L'année 2009 a été marquée par une augmentation de la violence et des abus brutaux de droits humains en République démocratique du Congo. Deux campagnes militaires menées par l'armée congolaise dans l'est et dans le nord du pays ont entraîné un accroissement du recours à la violence envers les civils par les forces rebelles et gouvernementales. Au moins 2 500 civils ont été massacrés, plus de 7 000 femmes et filles ont été violées, et plus d'un million de personnes ont été forcées à fuir leurs domiciles. Le nombre total de personnes déplacées a dépassé les 2 millions, avec pour la majorité d'entre elles un accès limité ou inexistant à l'aide humanitaire, ce qui les a poussés à retourner dans des zones dangereuses pour trouver de la nourriture. Les soldats de la paix de l'ONU ont apporté leur soutien aux opérations de l'armée congolaise et se sont battus pour donner un sens à leur mission de protection des civils.
L'impunité, déjà manifeste, s'est enracinée avec la promotion de Bosco Mtaganda au rang de général, malgré le mandat d'arrêt à son nom délivré par la Cour pénale internationale (CPI). En juillet, le gouvernement a annoncé une politique de tolérance zéro à l'égard des abus de droits humains commis par ses soldats, mais n'a arrêté qu'un petit nombre d'entre eux. Les violentes attaques contre les défenseurs des droits humains et les journalistes se sont poursuivies partout dans le pays.
Violence dans l'est et dans le nord du pays
En janvier 2009, le paysage politique de l'est du Congo s'est radicalement transformé. Le président Joseph Kabila et Paul Kagame, son homologue rwandais, ont passé un accord pour se débarrasser de leurs ennemis respectifs. Le Rwanda a mis fin à la rébellion du mouvement congolais appelé le Congrès national pour la défense du peuple (CNDP), dirigé par les Tutsis, en arrêtant son dirigeant, Laurent Nkunda, et en forçant ses combattants à entrer dans les rangs de l'armée congolaise. En échange, le gouvernement congolais a autorisé la présence des soldats rwandais dans l'est du pays pendant cinq semaines pour permettre des opérations militaires communes contre les Forces démocratiques de libération du Rwanda (FDLR), groupe rebelle dirigé par les Hutus, dont certains chefs ont pris part au génocide de 1994. Suite à cette opération éclair, les deux gouvernements ont insisté auprès des soldats de la paix des Nations Unies pour obtenir leur soutien au cours d'une seconde phase d'opérations militaires pour finir le travail. Face aux pressions, et pensant que les soldats pourraient mieux protéger les civils en prenant part aux opérations, les Nations Unies ont donné leur accord.
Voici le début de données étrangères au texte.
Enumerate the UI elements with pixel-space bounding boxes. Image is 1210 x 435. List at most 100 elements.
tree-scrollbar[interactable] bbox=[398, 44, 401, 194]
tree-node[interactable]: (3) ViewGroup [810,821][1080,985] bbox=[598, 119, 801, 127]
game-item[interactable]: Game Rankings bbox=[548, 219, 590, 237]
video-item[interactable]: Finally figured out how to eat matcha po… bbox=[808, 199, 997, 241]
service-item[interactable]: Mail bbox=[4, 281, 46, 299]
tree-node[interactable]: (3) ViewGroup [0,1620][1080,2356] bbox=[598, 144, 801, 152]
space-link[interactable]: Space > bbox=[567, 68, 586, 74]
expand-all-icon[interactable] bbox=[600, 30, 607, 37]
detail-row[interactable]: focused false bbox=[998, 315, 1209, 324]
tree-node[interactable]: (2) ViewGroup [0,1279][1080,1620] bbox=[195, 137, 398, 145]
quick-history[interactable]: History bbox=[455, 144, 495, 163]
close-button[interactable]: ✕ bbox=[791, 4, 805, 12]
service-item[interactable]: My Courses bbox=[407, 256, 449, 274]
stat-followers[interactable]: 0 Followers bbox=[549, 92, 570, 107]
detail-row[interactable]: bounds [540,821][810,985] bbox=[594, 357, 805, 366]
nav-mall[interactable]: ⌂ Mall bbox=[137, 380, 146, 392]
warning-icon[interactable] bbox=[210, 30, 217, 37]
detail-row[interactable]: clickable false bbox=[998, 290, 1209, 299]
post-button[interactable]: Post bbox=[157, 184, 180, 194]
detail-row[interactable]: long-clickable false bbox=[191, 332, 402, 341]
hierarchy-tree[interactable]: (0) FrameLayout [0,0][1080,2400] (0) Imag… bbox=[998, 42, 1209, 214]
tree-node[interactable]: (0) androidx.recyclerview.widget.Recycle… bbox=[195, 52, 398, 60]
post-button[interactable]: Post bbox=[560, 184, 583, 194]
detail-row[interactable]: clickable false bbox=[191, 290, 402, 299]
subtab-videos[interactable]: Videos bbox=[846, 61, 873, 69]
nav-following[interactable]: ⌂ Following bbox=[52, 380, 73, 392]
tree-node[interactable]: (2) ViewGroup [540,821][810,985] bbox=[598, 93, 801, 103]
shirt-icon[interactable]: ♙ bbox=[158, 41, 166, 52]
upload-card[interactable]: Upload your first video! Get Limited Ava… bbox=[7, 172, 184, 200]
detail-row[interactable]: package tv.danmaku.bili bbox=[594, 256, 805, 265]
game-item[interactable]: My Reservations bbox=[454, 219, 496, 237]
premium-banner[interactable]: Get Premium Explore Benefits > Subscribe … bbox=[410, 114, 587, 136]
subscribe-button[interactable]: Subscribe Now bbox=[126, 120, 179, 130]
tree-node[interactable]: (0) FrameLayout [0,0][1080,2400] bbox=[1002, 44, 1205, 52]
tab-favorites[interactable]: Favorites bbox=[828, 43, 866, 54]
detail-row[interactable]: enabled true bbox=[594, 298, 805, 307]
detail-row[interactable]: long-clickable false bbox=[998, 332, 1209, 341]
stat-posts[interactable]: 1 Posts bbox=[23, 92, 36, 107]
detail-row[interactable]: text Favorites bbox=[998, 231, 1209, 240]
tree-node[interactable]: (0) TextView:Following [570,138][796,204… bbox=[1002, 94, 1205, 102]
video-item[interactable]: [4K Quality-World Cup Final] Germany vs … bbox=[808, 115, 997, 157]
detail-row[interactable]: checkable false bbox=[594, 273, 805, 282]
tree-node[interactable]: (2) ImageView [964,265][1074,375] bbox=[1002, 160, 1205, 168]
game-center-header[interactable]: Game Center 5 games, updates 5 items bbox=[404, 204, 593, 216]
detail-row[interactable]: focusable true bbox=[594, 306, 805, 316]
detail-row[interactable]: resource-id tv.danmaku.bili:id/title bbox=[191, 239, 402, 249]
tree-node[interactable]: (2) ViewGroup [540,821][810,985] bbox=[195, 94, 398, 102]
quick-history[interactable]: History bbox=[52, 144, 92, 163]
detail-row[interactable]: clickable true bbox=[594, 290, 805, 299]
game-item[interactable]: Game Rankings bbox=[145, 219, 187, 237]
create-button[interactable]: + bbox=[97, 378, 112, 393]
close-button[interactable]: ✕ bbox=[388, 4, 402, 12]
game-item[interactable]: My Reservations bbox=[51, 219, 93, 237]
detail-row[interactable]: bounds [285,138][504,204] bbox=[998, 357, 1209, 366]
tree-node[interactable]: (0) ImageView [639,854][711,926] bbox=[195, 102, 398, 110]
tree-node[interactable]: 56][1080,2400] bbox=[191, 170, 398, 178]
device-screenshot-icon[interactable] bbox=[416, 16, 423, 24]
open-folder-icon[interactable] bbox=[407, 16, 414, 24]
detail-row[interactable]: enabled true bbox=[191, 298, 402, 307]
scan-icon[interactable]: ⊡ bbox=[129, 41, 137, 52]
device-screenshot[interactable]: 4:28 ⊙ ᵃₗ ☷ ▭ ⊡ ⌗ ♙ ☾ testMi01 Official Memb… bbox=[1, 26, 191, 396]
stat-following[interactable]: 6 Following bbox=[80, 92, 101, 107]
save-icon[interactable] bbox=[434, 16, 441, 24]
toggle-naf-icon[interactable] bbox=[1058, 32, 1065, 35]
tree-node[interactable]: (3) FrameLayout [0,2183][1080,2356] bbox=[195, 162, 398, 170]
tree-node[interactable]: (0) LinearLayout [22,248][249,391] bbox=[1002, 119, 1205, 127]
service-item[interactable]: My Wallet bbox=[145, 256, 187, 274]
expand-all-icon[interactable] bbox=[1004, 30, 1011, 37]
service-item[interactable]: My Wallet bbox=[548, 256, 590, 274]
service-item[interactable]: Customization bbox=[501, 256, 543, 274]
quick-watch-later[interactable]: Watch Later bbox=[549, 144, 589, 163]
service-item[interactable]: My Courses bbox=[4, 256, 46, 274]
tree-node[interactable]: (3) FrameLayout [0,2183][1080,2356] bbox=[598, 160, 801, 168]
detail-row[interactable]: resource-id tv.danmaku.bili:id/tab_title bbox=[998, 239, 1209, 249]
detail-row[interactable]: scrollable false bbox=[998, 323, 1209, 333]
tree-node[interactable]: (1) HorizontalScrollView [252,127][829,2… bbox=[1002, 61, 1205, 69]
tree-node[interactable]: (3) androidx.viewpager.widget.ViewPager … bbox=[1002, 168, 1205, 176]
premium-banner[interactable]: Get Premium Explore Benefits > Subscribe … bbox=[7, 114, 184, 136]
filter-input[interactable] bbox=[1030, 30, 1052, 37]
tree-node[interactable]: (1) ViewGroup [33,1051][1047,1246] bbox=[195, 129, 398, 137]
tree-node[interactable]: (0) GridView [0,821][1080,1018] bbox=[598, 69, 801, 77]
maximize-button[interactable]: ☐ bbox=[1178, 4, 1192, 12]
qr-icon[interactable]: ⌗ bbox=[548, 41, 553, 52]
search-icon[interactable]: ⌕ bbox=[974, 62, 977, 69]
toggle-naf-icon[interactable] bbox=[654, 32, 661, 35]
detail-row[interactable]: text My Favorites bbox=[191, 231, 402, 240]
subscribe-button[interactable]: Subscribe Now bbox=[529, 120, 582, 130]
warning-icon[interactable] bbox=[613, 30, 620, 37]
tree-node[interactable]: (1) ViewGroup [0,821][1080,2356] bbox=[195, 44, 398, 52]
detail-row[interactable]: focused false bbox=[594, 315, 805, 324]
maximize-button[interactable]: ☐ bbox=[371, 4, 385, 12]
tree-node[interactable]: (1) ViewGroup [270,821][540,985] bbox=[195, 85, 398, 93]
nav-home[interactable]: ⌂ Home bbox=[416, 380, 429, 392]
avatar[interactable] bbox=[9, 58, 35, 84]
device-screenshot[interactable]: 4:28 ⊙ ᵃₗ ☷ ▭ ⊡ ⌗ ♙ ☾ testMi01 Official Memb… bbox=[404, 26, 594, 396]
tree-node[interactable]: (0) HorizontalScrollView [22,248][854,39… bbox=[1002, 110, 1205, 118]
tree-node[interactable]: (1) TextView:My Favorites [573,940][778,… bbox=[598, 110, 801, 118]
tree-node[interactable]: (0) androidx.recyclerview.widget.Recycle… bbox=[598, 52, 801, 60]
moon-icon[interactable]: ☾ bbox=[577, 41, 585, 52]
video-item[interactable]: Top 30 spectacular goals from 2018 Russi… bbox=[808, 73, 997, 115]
Ces opérations militaires ont été un désastre pour les civils. Les FDLR ont lancé des attaques délibérées et ciblées contre les civils, en ayant recours au meurtre et au viol pour faire payer à la population la nouvelle position adoptée par le gouvernement vis-à-vis d'eux. Au cours du pire épisode de violence, les FDLR ont massacré les villageois de Busurungi dans la province du Nord-Kivu. Dans la nuit du 9 au 10 mai, au moins 96 civils ont été abattus à coups de machette où brûlés vifs. L'armée congolaise n'a pas pu protéger ses propres concitoyens de telles attaques et elle-même a pris pour cible des civils qu'elle pensait être des collaborateurs des FDLR, ainsi que des réfugiés rwandais hutus. Lors d'un incident qui s'est déroulé entre le 27 et le 30 avril, les soldats de l'armée congolaise ont attaqué des campements dans la région de Shalio et ont tué de sang-froid au moins 129 réfugiés. De nombreuses victimes ont été frappées à mort avec des massues.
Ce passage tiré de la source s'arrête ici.